General Civil FAQs
What is the difference between a 7 day notice and a 30 day notice?
A 7 day notice allows a person to stay if they pay the amount that they are required to before the 7th day. Failing to do so will result in beginning eviction procedures. A 30 day notice is a notice that terminates tenancy even if a payment is made.
I was just served a Summons & Complaint. What do I need to do next?
Start by reading through the papers that you were served so that you understand the claims being filed against you. Follow the instructions on the Summons to file your written answer (response) with the court and the plaintiff/plaintiff’s attorney. For more information on how to respond, click here.
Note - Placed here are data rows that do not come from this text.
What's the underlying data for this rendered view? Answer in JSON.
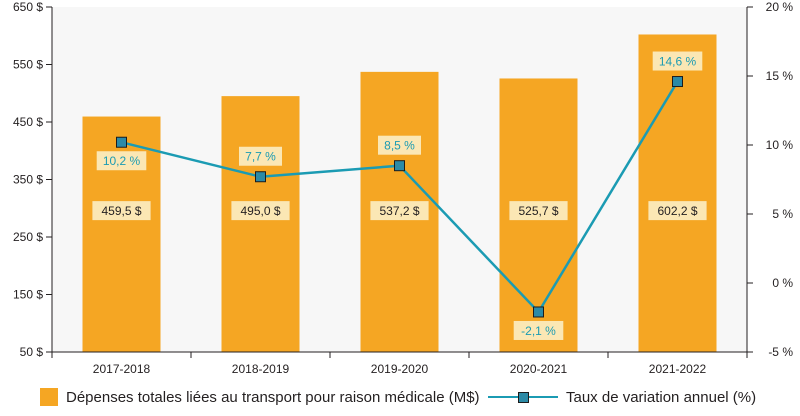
{
  "colors": {
    "bar": "#f5a623",
    "line": "#1b9bb3",
    "marker": "#2c8aa6",
    "label_bg": "#fbe7b4",
    "axis": "#231f20",
    "grid": "#f7f7f7"
  },
  "chart_data": {
    "type": "bar",
    "categories": [
      "2017-2018",
      "2018-2019",
      "2019-2020",
      "2020-2021",
      "2021-2022"
    ],
    "series": [
      {
        "name": "Dépenses totales liées au transport pour raison médicale (M$)",
        "type": "bar",
        "axis": "left",
        "values": [
          459.5,
          495.0,
          537.2,
          525.7,
          602.2
        ],
        "labels": [
          "459,5 $",
          "495,0 $",
          "537,2 $",
          "525,7 $",
          "602,2 $"
        ]
      },
      {
        "name": "Taux de variation annuel (%)",
        "type": "line",
        "axis": "right",
        "values": [
          10.2,
          7.7,
          8.5,
          -2.1,
          14.6
        ],
        "labels": [
          "10,2 %",
          "7,7 %",
          "8,5 %",
          "-2,1 %",
          "14,6 %"
        ]
      }
    ],
    "y_left": {
      "ylim": [
        50,
        650
      ],
      "ticks": [
        50,
        150,
        250,
        350,
        450,
        550,
        650
      ],
      "tick_labels": [
        "50 $",
        "150 $",
        "250 $",
        "350 $",
        "450 $",
        "550 $",
        "650 $"
      ]
    },
    "y_right": {
      "ylim": [
        -5,
        20
      ],
      "ticks": [
        -5,
        0,
        5,
        10,
        15,
        20
      ],
      "tick_labels": [
        "-5 %",
        "0 %",
        "5 %",
        "10 %",
        "15 %",
        "20 %"
      ]
    },
    "legend_position": "bottom",
    "grid": false
  }
}
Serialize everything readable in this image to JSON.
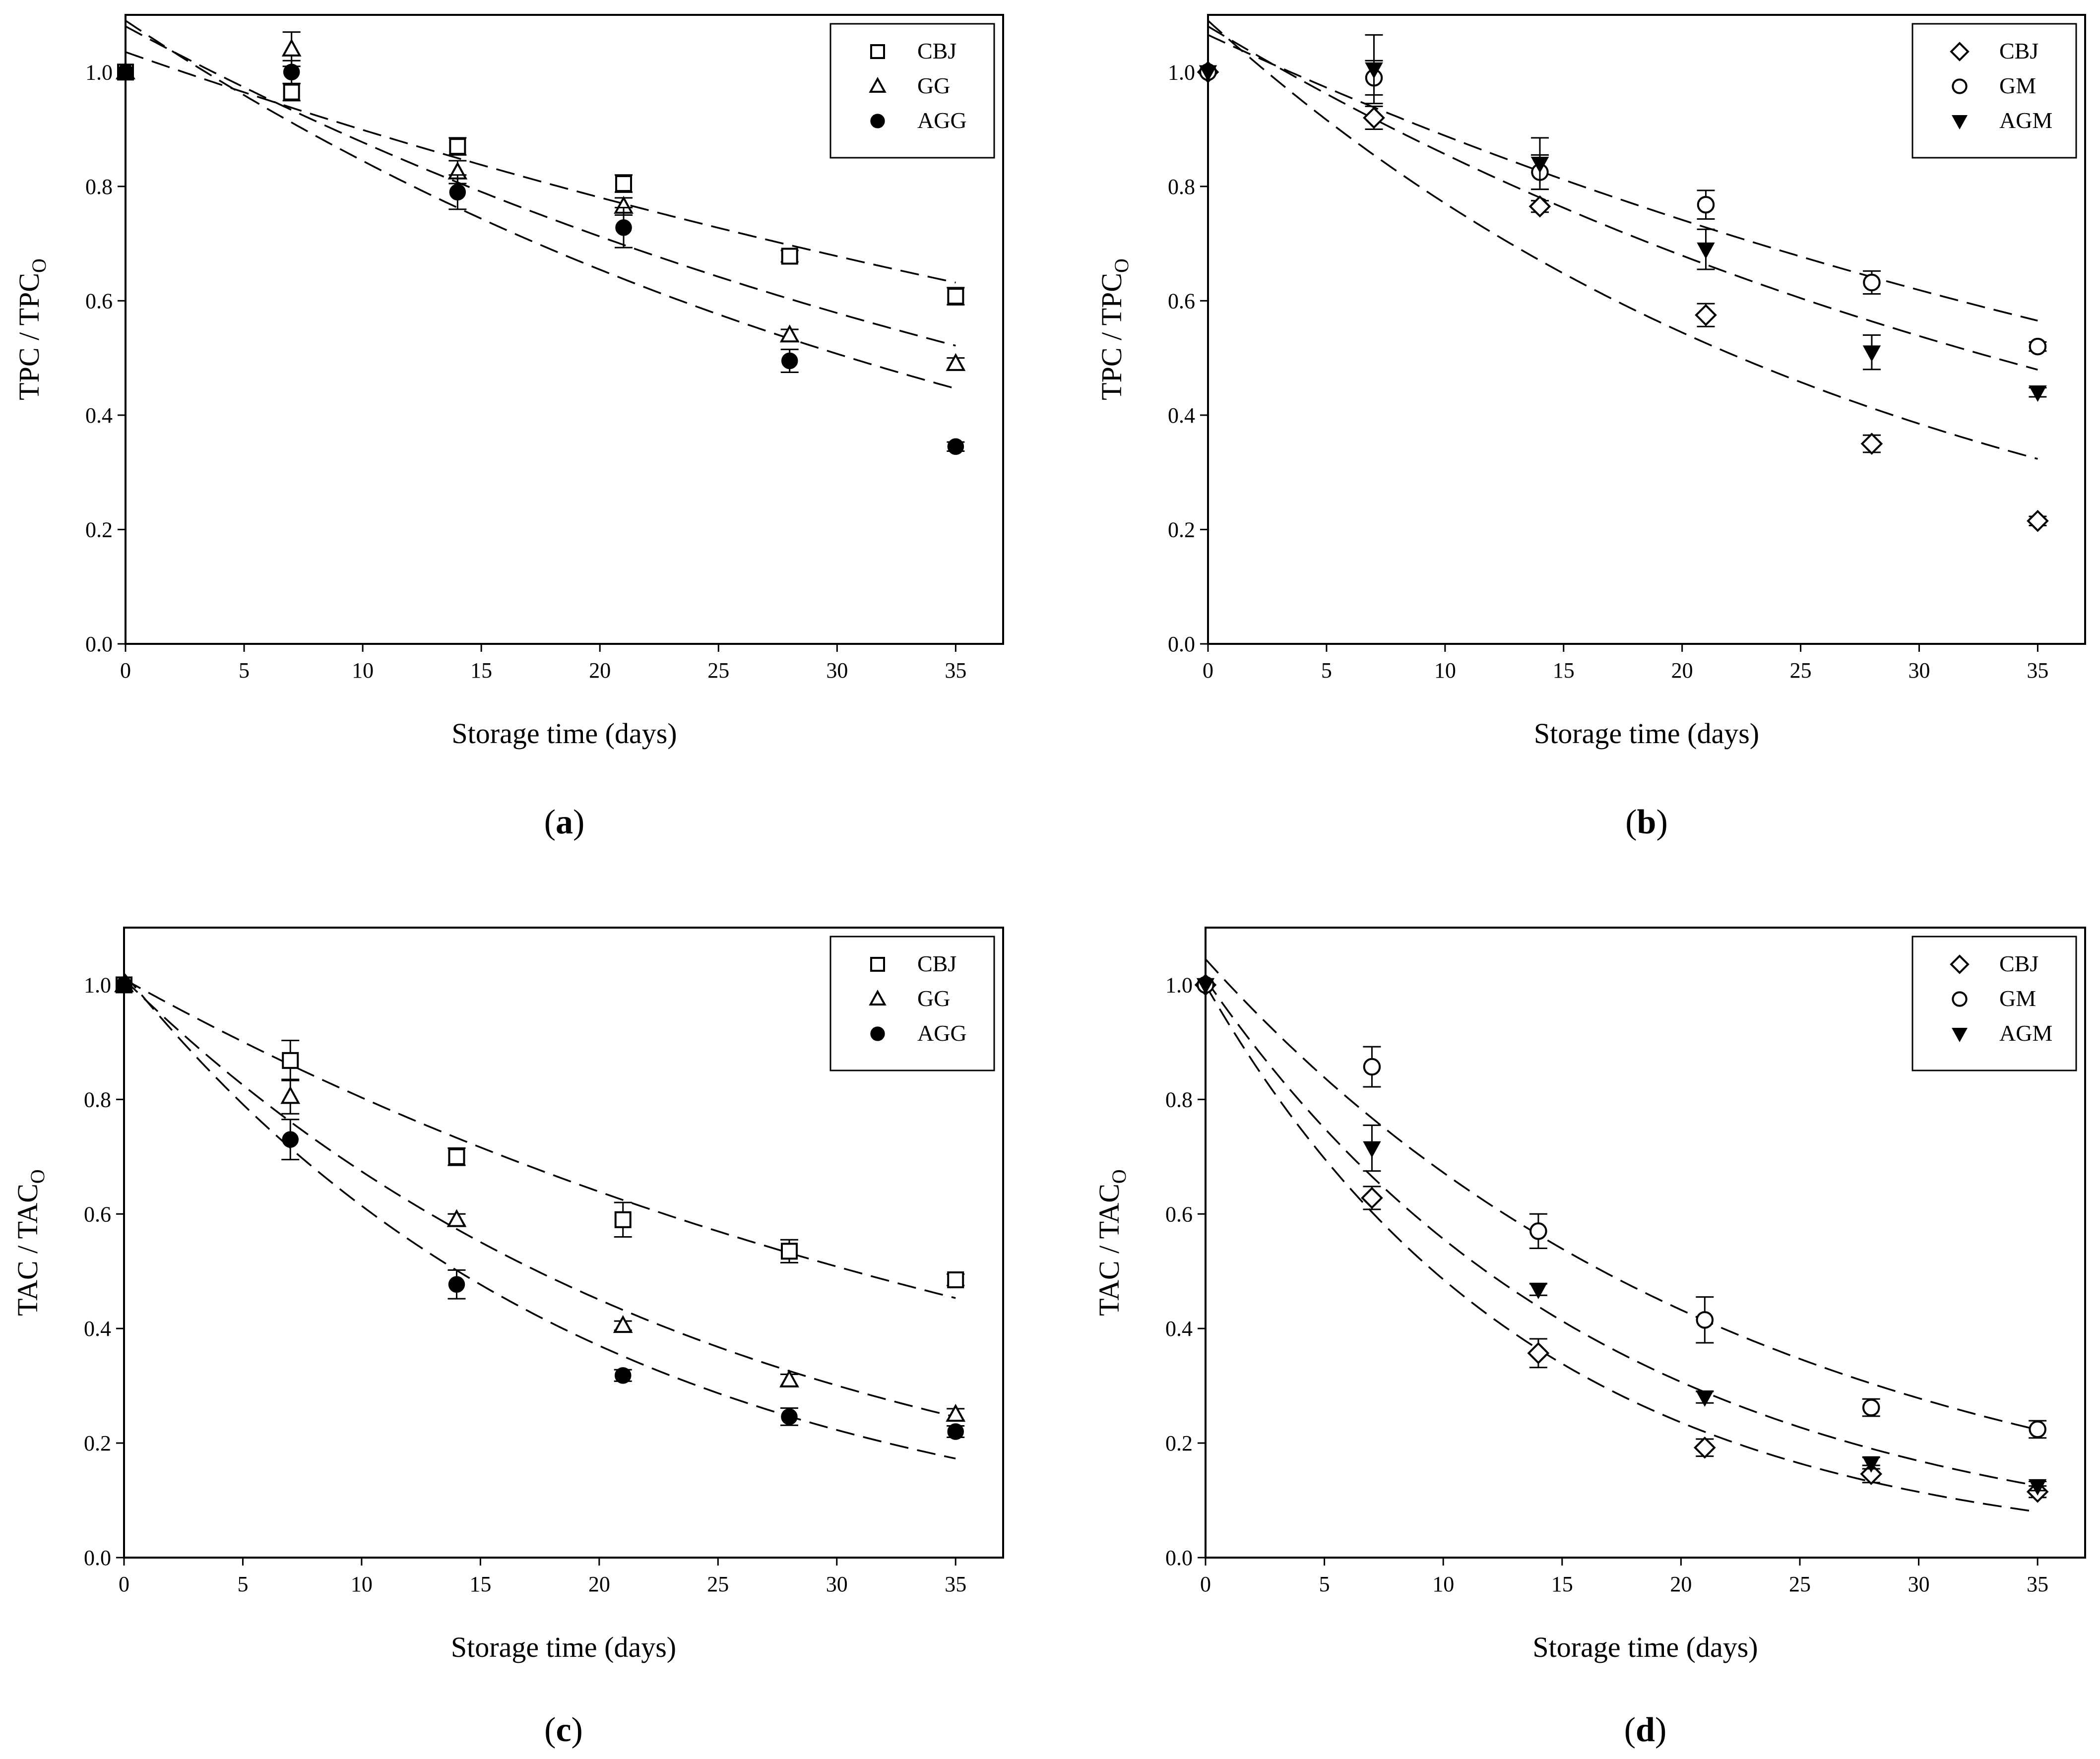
{
  "figure": {
    "panels": [
      "a",
      "b",
      "c",
      "d"
    ]
  },
  "chart_data": [
    {
      "id": "a",
      "type": "scatter",
      "panel_label_open": "(",
      "panel_label_letter": "a",
      "panel_label_close": ")",
      "xlabel": "Storage time (days)",
      "ylabel_main": "TPC / TPC",
      "ylabel_sub": "O",
      "xlim": [
        0,
        37
      ],
      "ylim": [
        0,
        1.1
      ],
      "xticks": [
        0,
        5,
        10,
        15,
        20,
        25,
        30,
        35
      ],
      "xtick_labels": [
        "0",
        "5",
        "10",
        "15",
        "20",
        "25",
        "30",
        "35"
      ],
      "yticks": [
        0,
        0.2,
        0.4,
        0.6,
        0.8,
        1.0
      ],
      "ytick_labels": [
        "0.0",
        "0.2",
        "0.4",
        "0.6",
        "0.8",
        "1.0"
      ],
      "legend_position": "top-right",
      "series": [
        {
          "name": "CBJ",
          "marker": "square-open",
          "x": [
            0,
            7,
            14,
            21,
            28,
            35
          ],
          "y": [
            1.0,
            0.965,
            0.87,
            0.805,
            0.678,
            0.608
          ],
          "err": [
            0,
            0.015,
            0.015,
            0.015,
            0.01,
            0.015
          ],
          "fit": {
            "a": 1.035,
            "k": 0.0141
          }
        },
        {
          "name": "GG",
          "marker": "triangle-open",
          "x": [
            0,
            7,
            14,
            21,
            28,
            35
          ],
          "y": [
            1.0,
            1.04,
            0.825,
            0.765,
            0.54,
            0.49
          ],
          "err": [
            0,
            0.03,
            0.02,
            0.015,
            0.01,
            0.01
          ],
          "fit": {
            "a": 1.08,
            "k": 0.0208
          }
        },
        {
          "name": "AGG",
          "marker": "circle-filled",
          "x": [
            0,
            7,
            14,
            21,
            28,
            35
          ],
          "y": [
            1.0,
            1.0,
            0.79,
            0.728,
            0.495,
            0.345
          ],
          "err": [
            0,
            0.02,
            0.03,
            0.035,
            0.02,
            0.008
          ],
          "fit": {
            "a": 1.09,
            "k": 0.0255
          }
        }
      ]
    },
    {
      "id": "b",
      "type": "scatter",
      "panel_label_open": "(",
      "panel_label_letter": "b",
      "panel_label_close": ")",
      "xlabel": "Storage time (days)",
      "ylabel_main": "TPC / TPC",
      "ylabel_sub": "O",
      "xlim": [
        0,
        37
      ],
      "ylim": [
        0,
        1.1
      ],
      "xticks": [
        0,
        5,
        10,
        15,
        20,
        25,
        30,
        35
      ],
      "xtick_labels": [
        "0",
        "5",
        "10",
        "15",
        "20",
        "25",
        "30",
        "35"
      ],
      "yticks": [
        0,
        0.2,
        0.4,
        0.6,
        0.8,
        1.0
      ],
      "ytick_labels": [
        "0.0",
        "0.2",
        "0.4",
        "0.6",
        "0.8",
        "1.0"
      ],
      "legend_position": "top-right",
      "series": [
        {
          "name": "CBJ",
          "marker": "diamond-open",
          "x": [
            0,
            7,
            14,
            21,
            28,
            35
          ],
          "y": [
            1.0,
            0.92,
            0.765,
            0.575,
            0.35,
            0.215
          ],
          "err": [
            0,
            0.02,
            0.01,
            0.02,
            0.015,
            0.008
          ],
          "fit": {
            "a": 1.09,
            "k": 0.0347
          }
        },
        {
          "name": "GM",
          "marker": "circle-open",
          "x": [
            0,
            7,
            14,
            21,
            28,
            35
          ],
          "y": [
            1.0,
            0.99,
            0.825,
            0.768,
            0.632,
            0.52
          ],
          "err": [
            0,
            0.03,
            0.03,
            0.025,
            0.02,
            0.008
          ],
          "fit": {
            "a": 1.065,
            "k": 0.0181
          }
        },
        {
          "name": "AGM",
          "marker": "triangle-down-filled",
          "x": [
            0,
            7,
            14,
            21,
            28,
            35
          ],
          "y": [
            1.0,
            1.005,
            0.84,
            0.69,
            0.51,
            0.44
          ],
          "err": [
            0,
            0.06,
            0.045,
            0.035,
            0.03,
            0.008
          ],
          "fit": {
            "a": 1.08,
            "k": 0.0232
          }
        }
      ]
    },
    {
      "id": "c",
      "type": "scatter",
      "panel_label_open": "(",
      "panel_label_letter": "c",
      "panel_label_close": ")",
      "xlabel": "Storage time (days)",
      "ylabel_main": "TAC / TAC",
      "ylabel_sub": "O",
      "xlim": [
        0,
        37
      ],
      "ylim": [
        0,
        1.1
      ],
      "xticks": [
        0,
        5,
        10,
        15,
        20,
        25,
        30,
        35
      ],
      "xtick_labels": [
        "0",
        "5",
        "10",
        "15",
        "20",
        "25",
        "30",
        "35"
      ],
      "yticks": [
        0,
        0.2,
        0.4,
        0.6,
        0.8,
        1.0
      ],
      "ytick_labels": [
        "0.0",
        "0.2",
        "0.4",
        "0.6",
        "0.8",
        "1.0"
      ],
      "legend_position": "top-right",
      "series": [
        {
          "name": "CBJ",
          "marker": "square-open",
          "x": [
            0,
            7,
            14,
            21,
            28,
            35
          ],
          "y": [
            1.0,
            0.868,
            0.7,
            0.59,
            0.535,
            0.485
          ],
          "err": [
            0,
            0.035,
            0.015,
            0.03,
            0.02,
            0.01
          ],
          "fit": {
            "a": 1.01,
            "k": 0.0229
          }
        },
        {
          "name": "GG",
          "marker": "triangle-open",
          "x": [
            0,
            7,
            14,
            21,
            28,
            35
          ],
          "y": [
            1.0,
            0.805,
            0.59,
            0.405,
            0.31,
            0.25
          ],
          "err": [
            0,
            0.03,
            0.01,
            0.008,
            0.01,
            0.01
          ],
          "fit": {
            "a": 1.01,
            "k": 0.0404
          }
        },
        {
          "name": "AGG",
          "marker": "circle-filled",
          "x": [
            0,
            7,
            14,
            21,
            28,
            35
          ],
          "y": [
            1.0,
            0.73,
            0.477,
            0.318,
            0.246,
            0.22
          ],
          "err": [
            0,
            0.035,
            0.025,
            0.01,
            0.015,
            0.01
          ],
          "fit": {
            "a": 1.02,
            "k": 0.0507
          }
        }
      ]
    },
    {
      "id": "d",
      "type": "scatter",
      "panel_label_open": "(",
      "panel_label_letter": "d",
      "panel_label_close": ")",
      "xlabel": "Storage time (days)",
      "ylabel_main": "TAC / TAC",
      "ylabel_sub": "O",
      "xlim": [
        0,
        37
      ],
      "ylim": [
        0,
        1.1
      ],
      "xticks": [
        0,
        5,
        10,
        15,
        20,
        25,
        30,
        35
      ],
      "xtick_labels": [
        "0",
        "5",
        "10",
        "15",
        "20",
        "25",
        "30",
        "35"
      ],
      "yticks": [
        0,
        0.2,
        0.4,
        0.6,
        0.8,
        1.0
      ],
      "ytick_labels": [
        "0.0",
        "0.2",
        "0.4",
        "0.6",
        "0.8",
        "1.0"
      ],
      "legend_position": "top-right",
      "series": [
        {
          "name": "CBJ",
          "marker": "diamond-open",
          "x": [
            0,
            7,
            14,
            21,
            28,
            35
          ],
          "y": [
            1.0,
            0.628,
            0.357,
            0.192,
            0.146,
            0.115
          ],
          "err": [
            0,
            0.02,
            0.025,
            0.015,
            0.015,
            0.01
          ],
          "fit": {
            "a": 1.0,
            "k": 0.0722
          }
        },
        {
          "name": "GM",
          "marker": "circle-open",
          "x": [
            0,
            7,
            14,
            21,
            28,
            35
          ],
          "y": [
            1.0,
            0.857,
            0.57,
            0.415,
            0.262,
            0.224
          ],
          "err": [
            0,
            0.035,
            0.03,
            0.04,
            0.015,
            0.015
          ],
          "fit": {
            "a": 1.045,
            "k": 0.0441
          }
        },
        {
          "name": "AGM",
          "marker": "triangle-down-filled",
          "x": [
            0,
            7,
            14,
            21,
            28,
            35
          ],
          "y": [
            1.0,
            0.715,
            0.468,
            0.28,
            0.165,
            0.125
          ],
          "err": [
            0,
            0.04,
            0.01,
            0.01,
            0.01,
            0.008
          ],
          "fit": {
            "a": 1.01,
            "k": 0.0596
          }
        }
      ]
    }
  ]
}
How do I answer a Complaint?
A complaint can be answered by sending in a written statement to the court either explaining your side of the situation or by objecting to the complaint. It is required that you sign and date your answer and mail it into the Civil Division of the District Court within 21 days of receiving it. Once the court has received the answer, the case will be set up for a scheduling conference. Failing to answer the complaint will result in a default judgment. It is extremely important that you are aware of all court dates and are in attendance of them following your scheduling conference.
Do I need to hire an attorney?
You are not required to have an attorney for General Civil cases unless you are a corporation or an LLC. You may wish to hire an attorney if you are unfamiliar with the civil lawsuit process, Michigan Court Rules, and Michigan laws. If you choose to represent yourself, you are expected to abide by the requirements the same as an attorney would.
Why do I have a default judgment entered against me?
When you are served (either personally or by alternate service methods) you must respond in writing to the claims made against you within a certain time frame (either 21 days or 28 days depending on how you were served). When you fail to file this written response, you are considered to have defaulted, and the plaintiff may request to have a default judgment entered against you.
I have a default judgment entered against me. Can I have this set aside?
You may pay $20.00 to file a Motion to Set Aside the Default Judgment. Your motion will be held in front of a judge with the plaintiff in attendance as well. The judge will determine if the default judgment is to be set aside. Filing this motion does NOT guarantee the judgment will be set aside.
How do I set up payments on a garnishment?
Most all garnishments are served by the employer. In order to make payments on the garnishments, you must file a Motion for Installment Payments with the 56-B District Court. A filing fee of $20.00 will be assessed when you file the form. The Plaintifff will be notified and will give you an answer to your request. If the Plaintiff has no objection to the motion you filed, then the court will grant a judgment. If the Plaintiff does object, the case must be set up for a hearing.